One can envision in the future a classroom of skeptics, working in groups, searching for truth and ultimately consenting to a reasoned opinion. Feibleman, however, would correct our thinking and believing.
Skepticism is a stage in the process of unlearning, not an end in the pursuit of knowledge. We should not accept dogma-this is what we have been saying, but we cannot remain skeptics. (pg. 345)
Skeptical thinkers, maybe not, but students will develop habits of creating honest doubt. On training, putting theory into practice, Feibleman solicits the “principles of conditioning, after the methods followed by Pavlov and the later behaviorists” (pg. 353). Noted behavioral psychologists following Pavlov are Carl Rogers, B. F. Skinner, Kurt Lewin, Jack Mezirow, and Jerome Bruner. Monitored responses measure the affective domain of thinking – a person’s attitudes, values, and beliefs. Common Core’s Statewide Longitudinal Database System (link to article ) was developed to fulfill the aspirations of the National Society for the Study of Education in data mining your child’s attitudes, emotions, perseverance, and values.
Feibleman reminds me of the Wizard of Oz, a self-made Platonic Guardian hiding behind a curtain, putting the fear of faith-based knowledge into the minds of our children. And, his theory of unlearning may have abided with him in his ivory tower, were it not for the consultants carrying the virtues of their various philosophies into American institutions that were not privy to the yearbook. Ivory tower scholars are so busy analyzing human nature and society and racing for the next call for papers, I wonder how they contain the mental rationale they so highly prize. The various forces of global education are beyond complete comprehension, and any attempt to condense them into any sane sensibility is beyond the scope of one article.

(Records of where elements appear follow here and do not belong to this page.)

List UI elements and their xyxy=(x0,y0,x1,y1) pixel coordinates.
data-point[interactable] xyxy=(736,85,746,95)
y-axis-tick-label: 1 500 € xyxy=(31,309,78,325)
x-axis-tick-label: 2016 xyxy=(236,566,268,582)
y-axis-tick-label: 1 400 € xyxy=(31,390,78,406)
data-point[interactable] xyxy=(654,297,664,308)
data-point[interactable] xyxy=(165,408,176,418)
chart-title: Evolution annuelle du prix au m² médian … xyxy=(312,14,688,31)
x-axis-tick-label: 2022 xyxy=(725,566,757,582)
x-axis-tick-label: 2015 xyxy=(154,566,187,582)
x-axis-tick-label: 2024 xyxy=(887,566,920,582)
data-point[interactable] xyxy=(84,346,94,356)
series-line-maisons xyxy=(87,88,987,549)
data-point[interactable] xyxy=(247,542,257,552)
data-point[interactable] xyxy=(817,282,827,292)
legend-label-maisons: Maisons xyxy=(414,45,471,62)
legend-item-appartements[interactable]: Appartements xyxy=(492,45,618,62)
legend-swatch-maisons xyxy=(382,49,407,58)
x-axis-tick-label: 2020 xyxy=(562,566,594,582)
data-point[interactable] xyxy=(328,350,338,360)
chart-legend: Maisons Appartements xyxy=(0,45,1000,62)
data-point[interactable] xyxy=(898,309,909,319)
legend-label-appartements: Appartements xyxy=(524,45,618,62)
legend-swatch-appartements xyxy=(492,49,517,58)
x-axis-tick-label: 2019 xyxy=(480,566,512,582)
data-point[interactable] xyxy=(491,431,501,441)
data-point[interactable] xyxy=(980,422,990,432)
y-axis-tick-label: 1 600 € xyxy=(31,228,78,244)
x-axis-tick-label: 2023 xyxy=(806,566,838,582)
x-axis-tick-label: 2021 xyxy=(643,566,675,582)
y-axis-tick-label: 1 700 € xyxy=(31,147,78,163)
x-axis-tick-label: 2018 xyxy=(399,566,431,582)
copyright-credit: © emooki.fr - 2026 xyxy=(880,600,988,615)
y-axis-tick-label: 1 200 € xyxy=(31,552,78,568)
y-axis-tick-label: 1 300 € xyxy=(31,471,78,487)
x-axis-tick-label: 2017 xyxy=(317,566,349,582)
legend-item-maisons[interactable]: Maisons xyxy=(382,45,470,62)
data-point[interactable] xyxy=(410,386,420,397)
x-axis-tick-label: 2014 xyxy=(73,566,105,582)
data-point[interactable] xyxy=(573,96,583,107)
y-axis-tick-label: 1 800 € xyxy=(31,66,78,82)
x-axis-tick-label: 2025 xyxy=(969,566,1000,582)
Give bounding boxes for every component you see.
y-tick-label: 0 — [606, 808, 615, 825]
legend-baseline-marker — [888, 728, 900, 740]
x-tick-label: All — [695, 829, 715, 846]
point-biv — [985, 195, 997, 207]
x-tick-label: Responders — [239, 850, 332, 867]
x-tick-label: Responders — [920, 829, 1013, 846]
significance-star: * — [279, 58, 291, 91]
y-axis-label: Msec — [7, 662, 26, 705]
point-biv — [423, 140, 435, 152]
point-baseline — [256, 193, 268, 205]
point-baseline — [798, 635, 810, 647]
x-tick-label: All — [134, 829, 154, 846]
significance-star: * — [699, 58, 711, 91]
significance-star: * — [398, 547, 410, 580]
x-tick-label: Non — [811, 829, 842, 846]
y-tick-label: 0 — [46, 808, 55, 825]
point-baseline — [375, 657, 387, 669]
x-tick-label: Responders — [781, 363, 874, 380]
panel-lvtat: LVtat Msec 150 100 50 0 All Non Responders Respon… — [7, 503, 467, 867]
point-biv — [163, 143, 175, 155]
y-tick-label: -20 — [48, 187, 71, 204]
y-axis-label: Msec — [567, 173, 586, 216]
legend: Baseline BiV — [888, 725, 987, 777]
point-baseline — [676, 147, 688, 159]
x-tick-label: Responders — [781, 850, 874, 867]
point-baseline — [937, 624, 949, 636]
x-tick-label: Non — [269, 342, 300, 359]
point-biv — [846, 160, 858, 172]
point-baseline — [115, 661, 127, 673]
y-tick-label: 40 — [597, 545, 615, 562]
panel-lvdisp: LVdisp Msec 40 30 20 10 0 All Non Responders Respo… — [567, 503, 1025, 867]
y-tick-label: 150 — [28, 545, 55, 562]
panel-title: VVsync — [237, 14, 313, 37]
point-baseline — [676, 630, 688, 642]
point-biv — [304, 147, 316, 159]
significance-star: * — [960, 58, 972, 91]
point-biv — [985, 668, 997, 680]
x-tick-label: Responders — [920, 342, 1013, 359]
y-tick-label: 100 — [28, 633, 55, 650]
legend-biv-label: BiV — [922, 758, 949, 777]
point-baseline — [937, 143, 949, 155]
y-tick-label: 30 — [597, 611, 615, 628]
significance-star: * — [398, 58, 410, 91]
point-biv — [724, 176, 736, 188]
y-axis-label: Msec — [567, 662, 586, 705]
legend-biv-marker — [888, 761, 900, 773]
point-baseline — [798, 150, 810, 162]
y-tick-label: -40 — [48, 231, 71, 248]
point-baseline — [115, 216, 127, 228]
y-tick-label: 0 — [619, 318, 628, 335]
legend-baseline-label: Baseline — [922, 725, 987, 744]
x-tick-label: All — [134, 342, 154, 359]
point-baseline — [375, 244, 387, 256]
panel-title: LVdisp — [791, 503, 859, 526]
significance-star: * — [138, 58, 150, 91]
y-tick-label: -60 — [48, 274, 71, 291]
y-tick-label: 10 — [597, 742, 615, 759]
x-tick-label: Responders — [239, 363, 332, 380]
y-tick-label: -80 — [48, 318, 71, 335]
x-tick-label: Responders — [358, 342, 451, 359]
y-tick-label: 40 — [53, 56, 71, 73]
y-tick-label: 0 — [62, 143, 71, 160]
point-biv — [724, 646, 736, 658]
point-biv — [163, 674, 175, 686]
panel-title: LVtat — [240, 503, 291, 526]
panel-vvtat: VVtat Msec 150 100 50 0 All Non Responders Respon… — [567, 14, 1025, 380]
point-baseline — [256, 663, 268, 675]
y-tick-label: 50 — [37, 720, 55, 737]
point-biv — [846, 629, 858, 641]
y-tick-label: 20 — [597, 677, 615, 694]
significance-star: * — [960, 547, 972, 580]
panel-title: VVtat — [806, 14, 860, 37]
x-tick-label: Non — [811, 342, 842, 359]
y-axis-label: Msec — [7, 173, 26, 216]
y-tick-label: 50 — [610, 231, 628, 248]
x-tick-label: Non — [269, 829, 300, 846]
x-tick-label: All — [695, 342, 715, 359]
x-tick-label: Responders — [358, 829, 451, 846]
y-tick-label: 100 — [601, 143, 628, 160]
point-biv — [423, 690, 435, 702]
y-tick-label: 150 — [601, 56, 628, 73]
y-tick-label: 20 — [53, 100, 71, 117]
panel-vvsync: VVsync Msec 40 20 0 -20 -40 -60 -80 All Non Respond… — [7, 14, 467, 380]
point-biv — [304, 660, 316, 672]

Lifelong Learning is the elixir of global education – a panacea for peace. Creating sameness in thinking will create generations of citizens who will never know the truth and never love anything for which they will die for.
1 – Patterns for Lifelong Learning, T. M. Hesburgh, P.A. Miller, C.R. Wharton, Jr.; Jossey Bass Series in Higher Education, 1973.
2 – An Ontological Philosophy of Education, J. K. Feibleman, contributing to Modern Philosophies and Education and 54th Yearbook of the National Society for the Study of Education; 1955, Chapter X. (pg. 343)
3 – Education for Effective Thinking, W.H. Burton, R. B. Kimball, R. L. Wing; Appleton-Century-Crofts, Inc. New York, 1960.